Integrating Secure Forms with your Ecommerce system


FormsAssurity can easily be integrated into your shopping cart / e-commerce system by passing field values to the applet form, through HTML or a dynamic page.

Components in the form can be initialized with values using <PARAM ...> tags.

For textfield and textarea components values must use escape sequences as follows: new line as \n, carriage return as \r, tab as \t and backslash character as \\. Example <PARAM NAME="textarea1" VALUE="line1\nline2\nline...\\3\nline\t4">. This "language" is the same used in scripting (PHP, Perl, etc).

Combobox, listbox and radiobuttongroup items can be selected by item value. For example if a combobox has 2 entries item1/item value1 and item2/item value2, the selection can be set using <PARAM NAME="combobox1" VALUE="item value2">.

Checkboxes can be marked in the following way: <PARAM NAME="checkbox1" VALUE="true">


Below is sample HTML code used to load the applet form:

<OBJECT classid = "clsid:8AD9C840-044E-11D1-B3E9-00805F499D93"
         codebase = "http://java.sun.com/products/plugin/autodl/jinstall-1_4-windows-i586.cab#Version=1,4,0,0"
         WIDTH = 400 HEIGHT = 300>
         <PARAM NAME = CODE VALUE = "Form" >
         <PARAM NAME = ARCHIVE VALUE = "Form.jar, bcprov-jdk14-119.jar" >
         <PARAM NAME = "type" VALUE = "application/x-java-applet;version=1.4">
         <PARAM NAME = "scriptable" VALUE = "false">
         <PARAM NAME = "fld_product_name" VALUE = "anything">
         <PARAM NAME = "fld_quantity" VALUE = "anything">
</OBJECT>



In the example above, the fld_product tag instructs the applet form to use the value "anything" for the field name called "product_name" and the field name called "quantity".

These values can be assigned to the PARAM tags either through static calls (by writting the desired value within the HTML source) or through a scripting parameter.

Using standard form handling methods, you can integrate the applet form within HTML, PHP, ASP or CGI form pages. Just make sure you assign the same field names for the form applet fields with the fields you want to pass from previous form pages to the form applet visible or hidden fields. Depending on your preferences, you can pass these values by using the URL method (by posting the filled form fields to the form applet, as a set of URL strings, for example <Form method="post" action="sample_secure_form.html">), by using scripts (so the VALUE of the PARAM tag will be a variable, defined according to the scripting language you want to use) or by using cookies.

For example, if you want the product field to be dynamically loaded with the product selected by the user on a previous page, you can use javascript to pass the VALUE name to the HTML page that loads the applet. You can also use these values to be passed to a hidden field that will get, as a string, other previously filled fields, without displaying them within the applet form, but passing them with the applet form submission. See Form Properties for use of hidden fields.


The information that your e-commerce system passes from one page to another will need to be passed to an HTML, PHP, ASP, etc. page, which will contain:

1)  a static reference to load the applet (which is the BODY code from the secure_form.html file).

2)  a set of variables which contain the values of the fields which were previously filled-in by the user of the shopping cart.


When the user submits the form, the applet will look into the web page that loaded it and it will record and submit those fields too.


Example of Usage

You deploy a form that consists of two pages, where page one is an HTML page where users select products and page two is the secure form (contains the FormsAssurity applet) where users enter their personal information.
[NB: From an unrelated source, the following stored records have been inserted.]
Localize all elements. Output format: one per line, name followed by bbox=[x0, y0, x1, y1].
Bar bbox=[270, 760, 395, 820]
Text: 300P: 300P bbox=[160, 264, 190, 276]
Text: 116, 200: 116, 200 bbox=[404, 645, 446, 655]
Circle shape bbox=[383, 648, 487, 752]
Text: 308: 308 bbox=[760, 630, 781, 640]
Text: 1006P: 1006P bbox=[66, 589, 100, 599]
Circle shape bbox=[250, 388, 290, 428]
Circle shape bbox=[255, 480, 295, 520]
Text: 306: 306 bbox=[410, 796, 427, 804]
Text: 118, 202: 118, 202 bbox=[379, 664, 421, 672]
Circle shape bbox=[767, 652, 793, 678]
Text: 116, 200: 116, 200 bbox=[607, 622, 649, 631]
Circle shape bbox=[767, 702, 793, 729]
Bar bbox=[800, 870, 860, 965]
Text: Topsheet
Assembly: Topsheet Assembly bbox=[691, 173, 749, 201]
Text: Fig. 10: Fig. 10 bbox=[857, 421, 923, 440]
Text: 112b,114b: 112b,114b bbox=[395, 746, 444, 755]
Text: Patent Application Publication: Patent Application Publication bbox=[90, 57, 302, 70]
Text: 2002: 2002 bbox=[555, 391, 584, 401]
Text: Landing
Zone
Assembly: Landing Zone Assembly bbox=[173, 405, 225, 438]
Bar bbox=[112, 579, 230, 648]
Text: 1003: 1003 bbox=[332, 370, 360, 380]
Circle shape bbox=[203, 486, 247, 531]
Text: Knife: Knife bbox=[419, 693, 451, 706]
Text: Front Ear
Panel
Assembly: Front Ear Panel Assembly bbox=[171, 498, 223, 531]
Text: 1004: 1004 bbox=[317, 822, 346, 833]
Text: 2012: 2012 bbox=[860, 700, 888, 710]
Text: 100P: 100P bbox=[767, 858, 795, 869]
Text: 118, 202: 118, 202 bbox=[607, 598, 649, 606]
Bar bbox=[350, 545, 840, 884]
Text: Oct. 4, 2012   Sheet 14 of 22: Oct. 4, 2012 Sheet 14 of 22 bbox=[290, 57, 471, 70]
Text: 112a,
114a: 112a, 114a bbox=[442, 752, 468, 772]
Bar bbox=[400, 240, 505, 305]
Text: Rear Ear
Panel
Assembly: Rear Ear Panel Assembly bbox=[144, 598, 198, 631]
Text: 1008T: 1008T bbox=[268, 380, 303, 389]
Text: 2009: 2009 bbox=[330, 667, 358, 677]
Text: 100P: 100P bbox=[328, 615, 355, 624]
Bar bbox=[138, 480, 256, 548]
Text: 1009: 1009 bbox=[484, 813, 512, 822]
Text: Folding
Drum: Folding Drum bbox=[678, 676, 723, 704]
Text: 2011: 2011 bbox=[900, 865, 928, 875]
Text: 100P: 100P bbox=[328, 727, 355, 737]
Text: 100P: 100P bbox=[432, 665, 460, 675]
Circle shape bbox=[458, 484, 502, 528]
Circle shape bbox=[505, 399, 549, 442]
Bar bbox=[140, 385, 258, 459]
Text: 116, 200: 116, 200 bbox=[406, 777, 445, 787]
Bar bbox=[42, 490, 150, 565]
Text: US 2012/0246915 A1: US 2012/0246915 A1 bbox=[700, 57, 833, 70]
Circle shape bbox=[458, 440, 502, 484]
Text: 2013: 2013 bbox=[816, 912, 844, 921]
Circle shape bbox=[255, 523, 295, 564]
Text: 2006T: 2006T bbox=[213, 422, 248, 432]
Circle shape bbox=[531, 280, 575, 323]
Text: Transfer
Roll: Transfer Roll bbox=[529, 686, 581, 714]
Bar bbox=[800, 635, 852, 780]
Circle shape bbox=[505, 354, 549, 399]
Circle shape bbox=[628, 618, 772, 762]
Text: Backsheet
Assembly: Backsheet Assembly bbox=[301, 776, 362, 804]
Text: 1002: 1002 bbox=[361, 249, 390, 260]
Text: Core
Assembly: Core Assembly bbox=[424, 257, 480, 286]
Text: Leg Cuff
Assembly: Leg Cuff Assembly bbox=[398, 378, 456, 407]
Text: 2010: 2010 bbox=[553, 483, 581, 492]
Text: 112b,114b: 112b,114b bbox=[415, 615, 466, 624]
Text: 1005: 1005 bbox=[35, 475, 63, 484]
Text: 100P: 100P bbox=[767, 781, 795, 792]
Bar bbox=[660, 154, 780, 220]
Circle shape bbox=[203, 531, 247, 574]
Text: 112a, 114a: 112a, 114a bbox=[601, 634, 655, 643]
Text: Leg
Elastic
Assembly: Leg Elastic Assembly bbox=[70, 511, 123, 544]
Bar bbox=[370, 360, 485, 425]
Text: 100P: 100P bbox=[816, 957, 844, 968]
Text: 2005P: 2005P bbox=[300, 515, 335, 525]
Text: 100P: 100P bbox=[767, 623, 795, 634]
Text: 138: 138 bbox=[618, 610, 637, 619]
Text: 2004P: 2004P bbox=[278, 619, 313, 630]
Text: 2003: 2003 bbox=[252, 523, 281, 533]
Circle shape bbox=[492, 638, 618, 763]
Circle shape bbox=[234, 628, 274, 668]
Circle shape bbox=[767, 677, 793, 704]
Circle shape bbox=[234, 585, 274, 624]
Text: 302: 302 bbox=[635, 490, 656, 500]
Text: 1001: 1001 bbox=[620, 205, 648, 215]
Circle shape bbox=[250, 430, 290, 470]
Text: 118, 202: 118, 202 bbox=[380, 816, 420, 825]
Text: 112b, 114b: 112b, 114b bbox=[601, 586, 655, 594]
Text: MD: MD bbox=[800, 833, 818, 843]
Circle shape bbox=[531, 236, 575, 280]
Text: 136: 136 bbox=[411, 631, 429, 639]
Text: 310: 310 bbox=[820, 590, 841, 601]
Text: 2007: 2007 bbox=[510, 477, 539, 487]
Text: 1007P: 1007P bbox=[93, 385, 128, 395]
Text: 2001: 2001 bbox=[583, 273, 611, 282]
On page one, you use the form submit button with the method POST and submit the form data to the second page (using the ACTION tag, so it will look like <Form method="post" action="page.html">), then page two will automatically load the values of the fields which were filled in on page one. These values are sent along with their names (e.g. Product_Name="My Product") to page two, which will automatically assign these values to whatever PARAM tags that match their names. So my parameter $Product_Name will take the value "My Product". If their names don't match any visible or hidden field name from the applet, then those values will be ignored on the final form submission. This is a very basic example, using HTML only, but you can make complex cases using java scripts, cgi, perl, asp or php. If you want to, you can even use cookies and you can instruct a parameter to take the value from a cookie.